Bart Stichman: More coming, because of more troops, OIF and OEF operations, from Iraq and Afghanistan from September 11.

Tom Temin: Correct, because it lasted 15 to 20 years.

Bart Stichman: Exactly.

Tom Temin: And does the army still burn burns? Have you looked upstream to see if they still apply these kinds of measures?

Bart Stichman: There is a great effort to get them to fold them all together. I don’t know what the current status is, but there is a lot of pressure not to use it anymore. You can build incinerators that would solve the problem.

Tom Temin: Well. And while we have you, you’ve also launched a new class action lawsuit that has just been certified. And you have pro bono advice from a major law firm helping here with the unwarranted denial of military disability retirement on the DoD side. What’s going on? Why is this costume launched?

Bart Stichman: Well, there is a long term problem with the military trying to avoid the cost of war for military disability retirement benefits. So you can get these benefits, if the military finds that you have a disability while you are on duty and you are not fit to continue your service, then it guides you through a process. to decide whether you should take a military disability pension or lesser benefit, military separation. And Military Disability Retirement is a great program, you not only get monthly disability benefits, but you get TRICARE, the right to the military health care program for the rest of the veterans’ life, the rest of the life. life of spouses and children while they are minors. And too often, the military leans not to give a military disability pension, but rather to give any benefit, even though you should be entitled to a military disability pension. So that’s what it is about in this case. The Navy and Marine Corps have had a policy for the past two years that they will only take into account the medical conditions that are listed on a particular form in deciding whether you are unfit to continue service, number one. And second, if your disability rates combined with your unsuitable conditions are 30% or more. And so, obviously, the more unsuitable conditions give you a much better chance of reaching the combined disability rate of 30%, which is the threshold you must meet for military disability retirement. So instead of looking at six illnesses or injuries, and combining the disability rates so it’s easier to hit 30%, with the Navy and Marine Corps, what we’re doing is saying only two or the number that a board has put on a form will be considered.
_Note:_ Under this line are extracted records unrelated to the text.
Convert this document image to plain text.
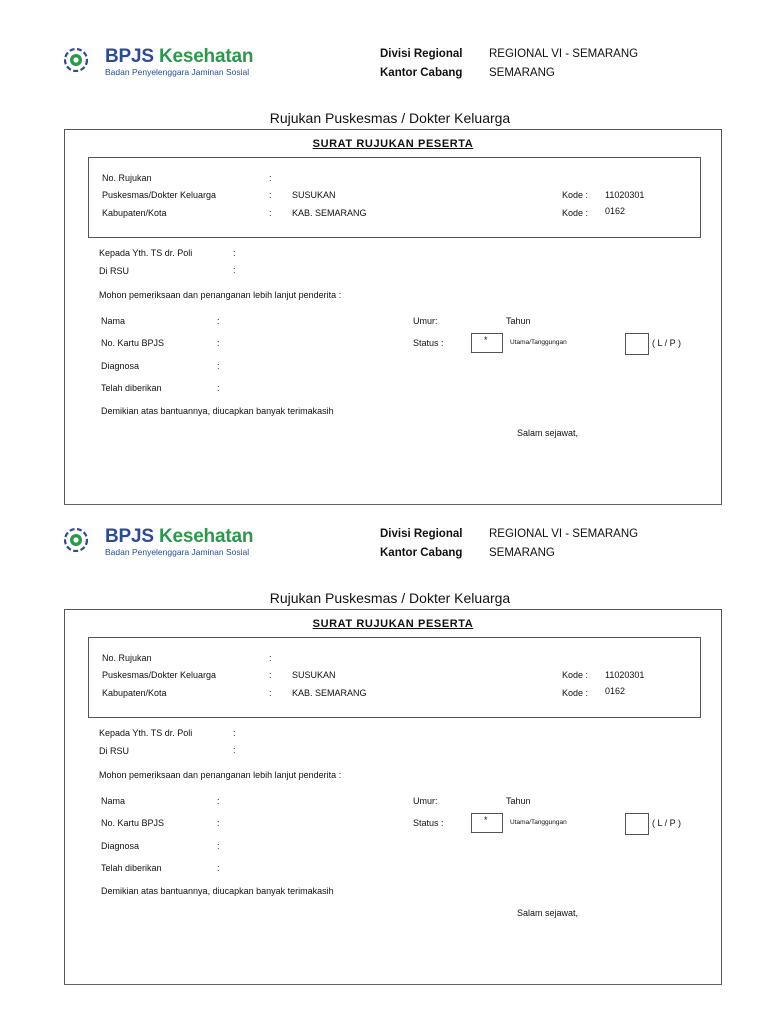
BPJS Kesehatan
Badan Penyelenggara Jaminan Sosial
Divisi Regional REGIONAL VI - SEMARANG
Kantor Cabang SEMARANG
Rujukan Puskesmas / Dokter Keluarga
SURAT RUJUKAN PESERTA
No. Rujukan	:
Puskesmas/Dokter Keluarga	: SUSUKAN
Kabupaten/Kota	: KAB. SEMARANG
Kode : 11020301
Kode : 0162
Kepada Yth. TS dr. Poli	:
Di RSU	:
Mohon pemeriksaan dan penanganan lebih lanjut penderita :
Nama	:
No. Kartu BPJS	:
Diagnosa	:
Telah diberikan	:
Umur:	Tahun
Status :	*	Utama/Tanggungan	( L / P )
Demikian atas bantuannya, diucapkan banyak terimakasih
Salam sejawat,
BPJS Kesehatan
Badan Penyelenggara Jaminan Sosial
Divisi Regional REGIONAL VI - SEMARANG
Kantor Cabang SEMARANG
Rujukan Puskesmas / Dokter Keluarga
SURAT RUJUKAN PESERTA
No. Rujukan	:
Puskesmas/Dokter Keluarga	: SUSUKAN
Kabupaten/Kota	: KAB. SEMARANG
Kode : 11020301
Kode : 0162
Kepada Yth. TS dr. Poli	:
Di RSU	:
Mohon pemeriksaan dan penanganan lebih lanjut penderita :
Nama	:
No. Kartu BPJS	:
Diagnosa	:
Telah diberikan	:
Umur:	Tahun
Status :	*	Utama/Tanggungan	( L / P )
Demikian atas bantuannya, diucapkan banyak terimakasih
Salam sejawat,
Tom Temin: It is the actual policy, in other words.

Bart Stichman: Exactly. The policy correctly mentioned, if it is on the form, we will consider it. Even if you complained about five other illnesses or injuries, if it is not on the form, we will not take it into account. This is the challenge. And recently, on October 27, the U.S. District Court certified it to be a class action lawsuit. The Navy and Marine Corps admit that there are over 3,600 people who meet the definition of the class and could benefit from it. We think there are a thousand more but we will see as the case unfolds.

Tom Temin: And it’ll probably take a while then, that’s just the start of the battle, looks like.

Bart Stichman: It’s true. We are halfway there. The first question is is this a class action lawsuit? But the next question will be whether the policy is illegal in the first place? And that is the battle ahead.

Tom Temin: Bart Stichman is co-founder and special advisor of the National Veterans Legal Services program. Thank you so much.

Bart Stichman: Thanks, Tom. It’s good to talk to you.